Nijerya'da kaçırılan 200 kız için ABD başkanının eşi bile ortalığı ayağa kaldırırken, bilmem ne hastalığı için kafalarından aşağı kova kova buzları dökerlerken göz göre göre bir hafta içinde Akdeniz’e gömülen 1400'den fazla kişi için hiç kimse bir şey yapmıyor. Kendiliklerinden bile!!!!

Bir kez daha anlaşılıyor ki her ne konuda bir şeyler gündeme gelip, kampanyalara, krizlere ve gösterilere, hatta savaşlara konu oluyorsa kesinlikle görünen insanı kaygılarla değil tamamen çıkara dayalı nedenler ile olmaktadır.
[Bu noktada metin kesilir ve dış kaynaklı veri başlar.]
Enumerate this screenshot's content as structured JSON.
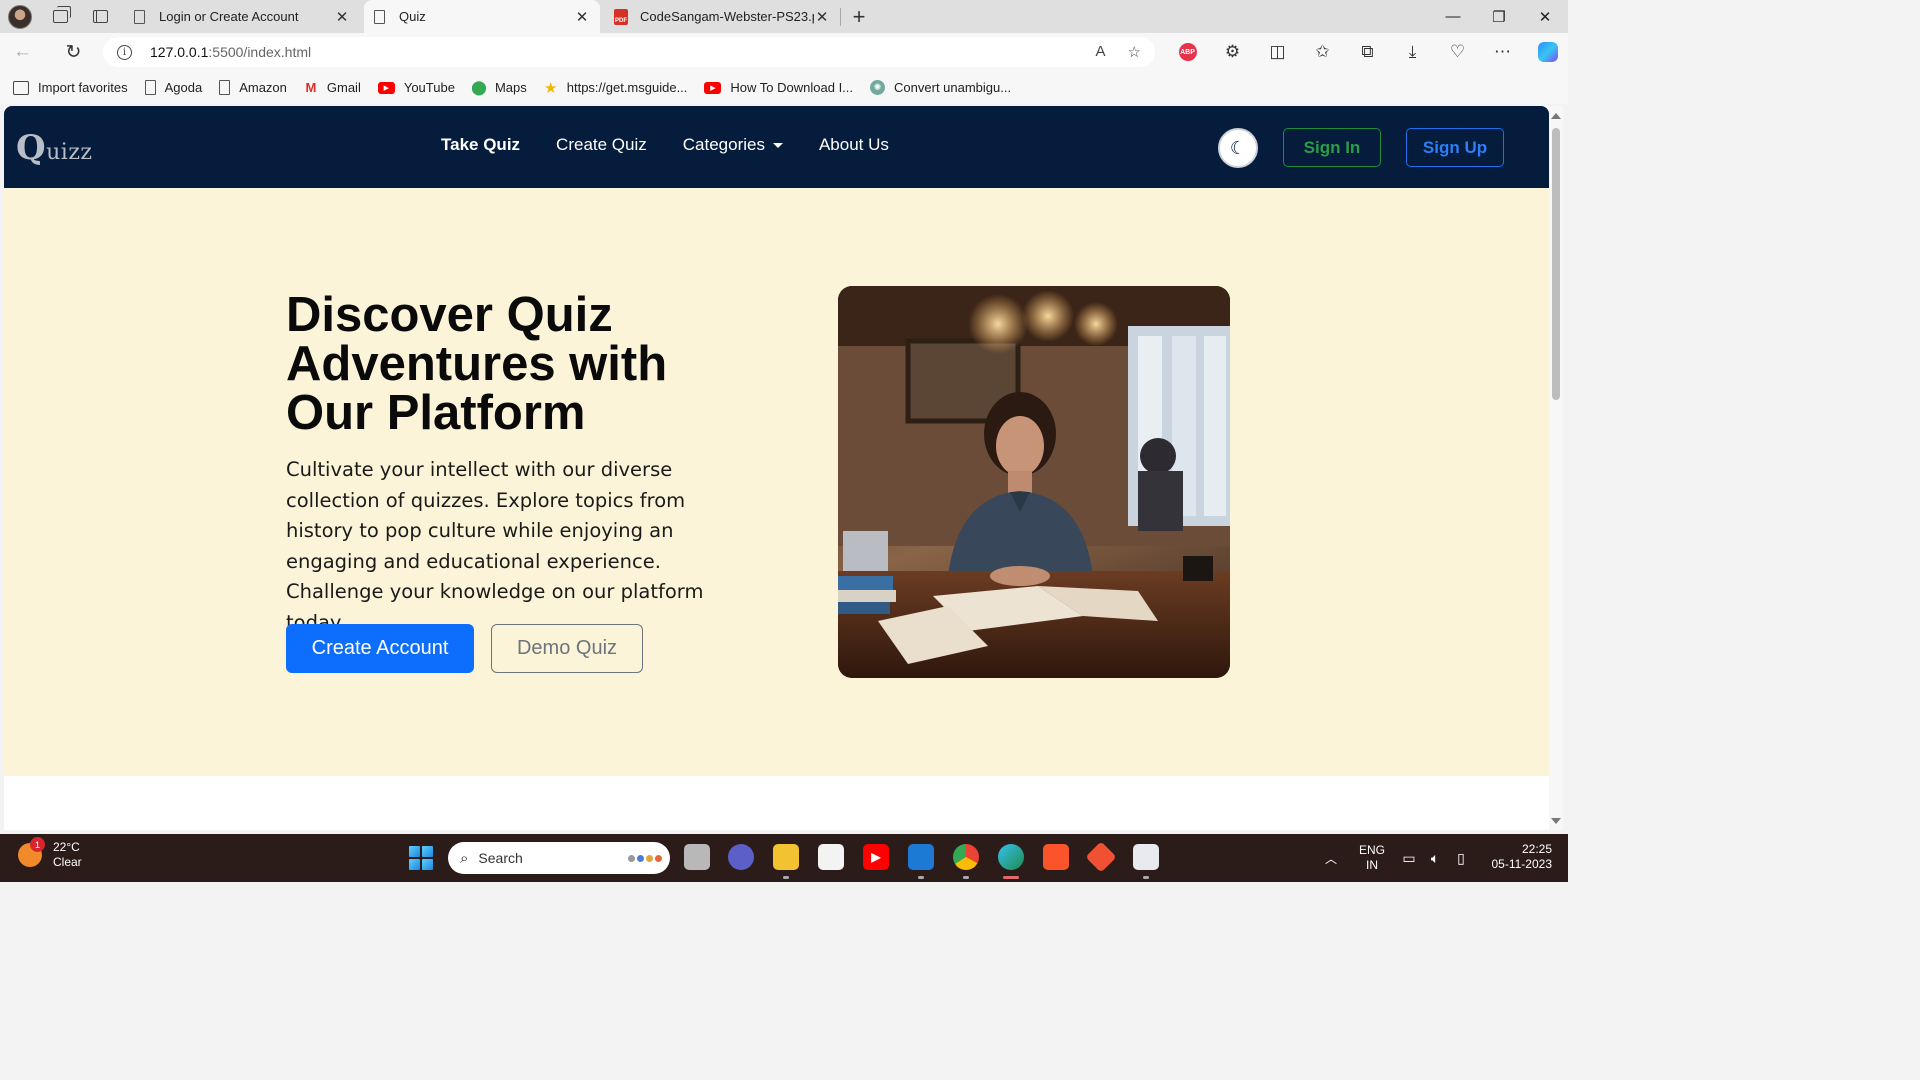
{
  "browser": {
    "tabs": [
      {
        "label": "Login or Create Account",
        "active": false,
        "icon": "page-icon"
      },
      {
        "label": "Quiz",
        "active": true,
        "icon": "page-icon"
      },
      {
        "label": "CodeSangam-Webster-PS23.pdf",
        "active": false,
        "icon": "pdf-icon"
      }
    ],
    "pdf_icon_text": "PDF",
    "url_host": "127.0.0.1",
    "url_path": ":5500/index.html",
    "favorites": [
      {
        "label": "Import favorites",
        "icon": "import-icon"
      },
      {
        "label": "Agoda",
        "icon": "page-icon"
      },
      {
        "label": "Amazon",
        "icon": "page-icon"
      },
      {
        "label": "Gmail",
        "icon": "gmail-icon"
      },
      {
        "label": "YouTube",
        "icon": "youtube-icon"
      },
      {
        "label": "Maps",
        "icon": "maps-icon"
      },
      {
        "label": "https://get.msguide...",
        "icon": "star-icon"
      },
      {
        "label": "How To Download I...",
        "icon": "youtube-icon"
      },
      {
        "label": "Convert unambigu...",
        "icon": "chatgpt-icon"
      }
    ]
  },
  "site": {
    "brand_initial": "Q",
    "brand_rest": "uizz",
    "nav": {
      "take_quiz": "Take Quiz",
      "create_quiz": "Create Quiz",
      "categories": "Categories",
      "about": "About Us"
    },
    "sign_in": "Sign In",
    "sign_up": "Sign Up",
    "hero": {
      "title": "Discover Quiz Adventures with Our Platform",
      "text": "Cultivate your intellect with our diverse collection of quizzes. Explore topics from history to pop culture while enjoying an engaging and educational experience. Challenge your knowledge on our platform today.",
      "create_account": "Create Account",
      "demo_quiz": "Demo Quiz"
    },
    "colors": {
      "navbar": "#051c3c",
      "hero_bg": "#fcf4d8",
      "primary": "#0d6efd",
      "success": "#2a9e45"
    }
  },
  "taskbar": {
    "weather_badge": "1",
    "temperature": "22°C",
    "condition": "Clear",
    "search_placeholder": "Search",
    "lang_line1": "ENG",
    "lang_line2": "IN",
    "time": "22:25",
    "date": "05-11-2023"
  }
}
Kamuoyu sadece çeşitli şovlarla, yalanlarla buna destek olması için dolduruşa getiriliyor.

Ve bu şovları yapanların içinde gram insanlık, gram vicdan olmadığından, binlerce kişinin Akdeniz'deki katledişlerine sesiz/duyarsız kalmaları mümkün olabiliyor.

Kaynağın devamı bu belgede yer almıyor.